2017 was abuzz with discussion and debate on the coming-of-age term Employee Experience or EX for short. Like all catch-phrases, it was bandied about with much gusto, sometimes nervously (and other times recklessly) in the corridors of HR and Employee Engagement conferences worldwide, and covered prolifically by all self-respecting media writing on business and the future of workplaces.
So… what is EX? Broadly, we at Edelman see it as the day-to-day reality of working in an organization as experienced by employees – their experience of Leadership, Human Resources, Communications, People Managers, peers and other external influences combined. This ranges from structural actions like an Employee Value Proposition (EVP), Career Pathing, Internal Communications, Employee Engagement initiatives and other perks to perceptual factors like the organization’s employer brand, reputation and credibility in the marketplace.
We have been busy unpicking what this means for our clients and more specifically, how we can support them as they transition – both in mindset and in action.
As you might have guessed, we’re strong advocates for professionalizing EX and finding a red thread that binds it together with a tight and actionable strategy to deliver an integrated, holistic employee experience. With organizations being under pressure to develop a future-proof workforce and CEOs wide awake to their own roles as Chief Engagement Officers, we believe 2018 will be the year when EX transitions from concept to practice, from a lofty notion to a business-critical need.
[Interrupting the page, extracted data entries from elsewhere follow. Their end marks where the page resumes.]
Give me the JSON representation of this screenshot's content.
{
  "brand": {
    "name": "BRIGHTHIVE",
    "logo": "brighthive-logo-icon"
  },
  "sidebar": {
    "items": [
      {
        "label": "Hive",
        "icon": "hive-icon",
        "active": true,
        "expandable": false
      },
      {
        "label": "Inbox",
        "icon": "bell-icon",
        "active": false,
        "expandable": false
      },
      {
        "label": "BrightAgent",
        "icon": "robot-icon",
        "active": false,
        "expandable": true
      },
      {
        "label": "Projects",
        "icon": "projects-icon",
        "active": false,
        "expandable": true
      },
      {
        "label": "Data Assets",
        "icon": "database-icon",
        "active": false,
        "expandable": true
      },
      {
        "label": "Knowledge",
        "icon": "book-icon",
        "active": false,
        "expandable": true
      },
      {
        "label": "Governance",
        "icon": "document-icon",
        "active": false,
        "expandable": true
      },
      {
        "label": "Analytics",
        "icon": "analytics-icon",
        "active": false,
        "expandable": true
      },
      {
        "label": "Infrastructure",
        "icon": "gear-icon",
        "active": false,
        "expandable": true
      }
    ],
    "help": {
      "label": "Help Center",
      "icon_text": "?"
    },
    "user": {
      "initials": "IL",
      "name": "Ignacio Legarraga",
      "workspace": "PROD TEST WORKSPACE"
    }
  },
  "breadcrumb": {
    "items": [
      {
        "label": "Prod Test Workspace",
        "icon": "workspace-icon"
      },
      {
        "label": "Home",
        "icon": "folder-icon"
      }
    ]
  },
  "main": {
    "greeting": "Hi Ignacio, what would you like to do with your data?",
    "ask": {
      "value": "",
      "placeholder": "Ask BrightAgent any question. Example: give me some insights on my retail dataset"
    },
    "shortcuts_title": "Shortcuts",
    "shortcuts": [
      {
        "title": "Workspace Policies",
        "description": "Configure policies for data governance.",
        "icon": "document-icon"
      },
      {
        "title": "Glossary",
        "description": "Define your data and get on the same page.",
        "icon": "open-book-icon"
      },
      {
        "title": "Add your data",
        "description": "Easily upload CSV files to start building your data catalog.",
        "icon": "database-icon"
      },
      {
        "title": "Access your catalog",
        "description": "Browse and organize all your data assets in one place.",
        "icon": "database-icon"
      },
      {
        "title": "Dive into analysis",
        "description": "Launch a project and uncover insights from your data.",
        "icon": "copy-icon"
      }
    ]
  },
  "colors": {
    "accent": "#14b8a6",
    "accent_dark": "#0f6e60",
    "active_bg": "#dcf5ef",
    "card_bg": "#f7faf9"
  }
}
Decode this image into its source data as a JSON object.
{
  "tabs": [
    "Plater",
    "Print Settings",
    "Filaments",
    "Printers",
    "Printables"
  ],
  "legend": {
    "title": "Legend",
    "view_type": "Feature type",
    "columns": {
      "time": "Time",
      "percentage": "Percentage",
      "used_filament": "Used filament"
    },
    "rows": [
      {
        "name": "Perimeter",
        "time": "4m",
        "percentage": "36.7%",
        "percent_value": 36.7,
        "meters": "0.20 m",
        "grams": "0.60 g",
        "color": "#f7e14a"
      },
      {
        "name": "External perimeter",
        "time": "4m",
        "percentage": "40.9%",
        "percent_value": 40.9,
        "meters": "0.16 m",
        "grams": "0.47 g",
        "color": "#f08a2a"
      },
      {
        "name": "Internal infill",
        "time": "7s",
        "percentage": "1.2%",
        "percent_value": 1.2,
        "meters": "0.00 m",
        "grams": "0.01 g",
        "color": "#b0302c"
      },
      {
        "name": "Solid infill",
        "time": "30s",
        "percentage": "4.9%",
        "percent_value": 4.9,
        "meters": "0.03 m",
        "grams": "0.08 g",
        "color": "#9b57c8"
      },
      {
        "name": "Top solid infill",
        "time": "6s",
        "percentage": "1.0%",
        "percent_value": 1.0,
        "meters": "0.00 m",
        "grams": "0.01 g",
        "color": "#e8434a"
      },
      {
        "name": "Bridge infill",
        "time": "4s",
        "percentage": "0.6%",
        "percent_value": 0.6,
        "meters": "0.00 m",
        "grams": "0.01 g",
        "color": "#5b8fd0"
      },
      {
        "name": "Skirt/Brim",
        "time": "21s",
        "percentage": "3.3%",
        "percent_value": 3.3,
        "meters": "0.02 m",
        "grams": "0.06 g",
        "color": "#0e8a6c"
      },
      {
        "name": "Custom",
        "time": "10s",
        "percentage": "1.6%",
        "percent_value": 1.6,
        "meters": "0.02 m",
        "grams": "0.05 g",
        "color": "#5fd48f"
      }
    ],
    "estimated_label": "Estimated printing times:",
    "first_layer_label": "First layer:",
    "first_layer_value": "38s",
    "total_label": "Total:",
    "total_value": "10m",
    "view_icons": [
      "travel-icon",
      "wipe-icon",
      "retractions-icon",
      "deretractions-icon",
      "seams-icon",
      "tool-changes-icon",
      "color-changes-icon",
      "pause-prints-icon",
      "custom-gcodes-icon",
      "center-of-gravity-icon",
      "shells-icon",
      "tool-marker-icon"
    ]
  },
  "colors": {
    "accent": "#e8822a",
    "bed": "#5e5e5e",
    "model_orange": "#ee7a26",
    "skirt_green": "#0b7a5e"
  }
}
Here’s a starter kit with three first steps to consider as you look to design and deliver on this:
1. Set up an Employee Experience committee: The first step towards any transformative measure is setting up a taskforce comprising the right mix of representatives who are both empowered and motivated to drive this process of integration. Typically, this would include:
o The CEO – who has a vision for (and stake in) the kind of organization you’re building
o Human Resources – whose core task is to ensure all recruits are engaged and retained. Identify 2-3 representatives who are leading programs that touch employees directly such as career pathing, learning and development, employee engagement evaluations, employee benefits and perks, among others
o Communications – the voice of the organization and therefore the most credible vehicle for change. Here too, select 1-2 representatives across internal and external communications that drive content and channel strategy, social engagement, leadership communications, etc.
o Citizenship – 1-2 representatives from the team managing and driving citizenship programs that include employee-facing or employee-involving initiatives around diversity and inclusion, health and wellbeing, sustainability, volunteerism
o Others – You could always consider 1 or 2 employees from within the organization for an outside, grassroot-level understanding and pulse. This depends on the size of the organization and the viability to select employees to represent the entire organization
2. Initiate an Employee Experience audit: Step two is the committee working together to understand and visualize the vast landscape of Employee Experience. This involves mapping the various touchpoints in an employee’s journey and identifying the different forces at work that influence or have the potential to influence these touchpoints. This is very similar to what sales teams have done for ages to improve customer experience. Take a moment to reflect on additional forces like the company’s business performance, an ongoing or impending transformation program, change in leadership and other unforeseen events likely to play out and impact EX. Wrap up this step by identifying specific teams and individuals that own or are accountable for each of these forces – here you have your stakeholder universe all mapped out, well done!
3. Develop an Employee Experience strategy and roadmap: The third and most important step of course is nailing down concrete goals, a strategy and implementation plan for EX. A strong starting point is to work off insights from either a recent employee engagement survey or initiate a pulse check specifically designed for this purpose, in combination with interviews with relevant stakeholders. Evaluate gaps and opportunities and use all of this ammunition to articulate a simple and clear strategy to achieve your goals. Follow up with detailed implementation plan to activate with sponsors, owners, timelines and evaluation moments built in. Sense check against the overall business strategy to ensure it aligns and contributes.
Integration is the name of the game and we cannot emphasize enough the importance of a well-thought through and well-intentioned plan to deliver a consistent, inspiring and enabling experience to your people.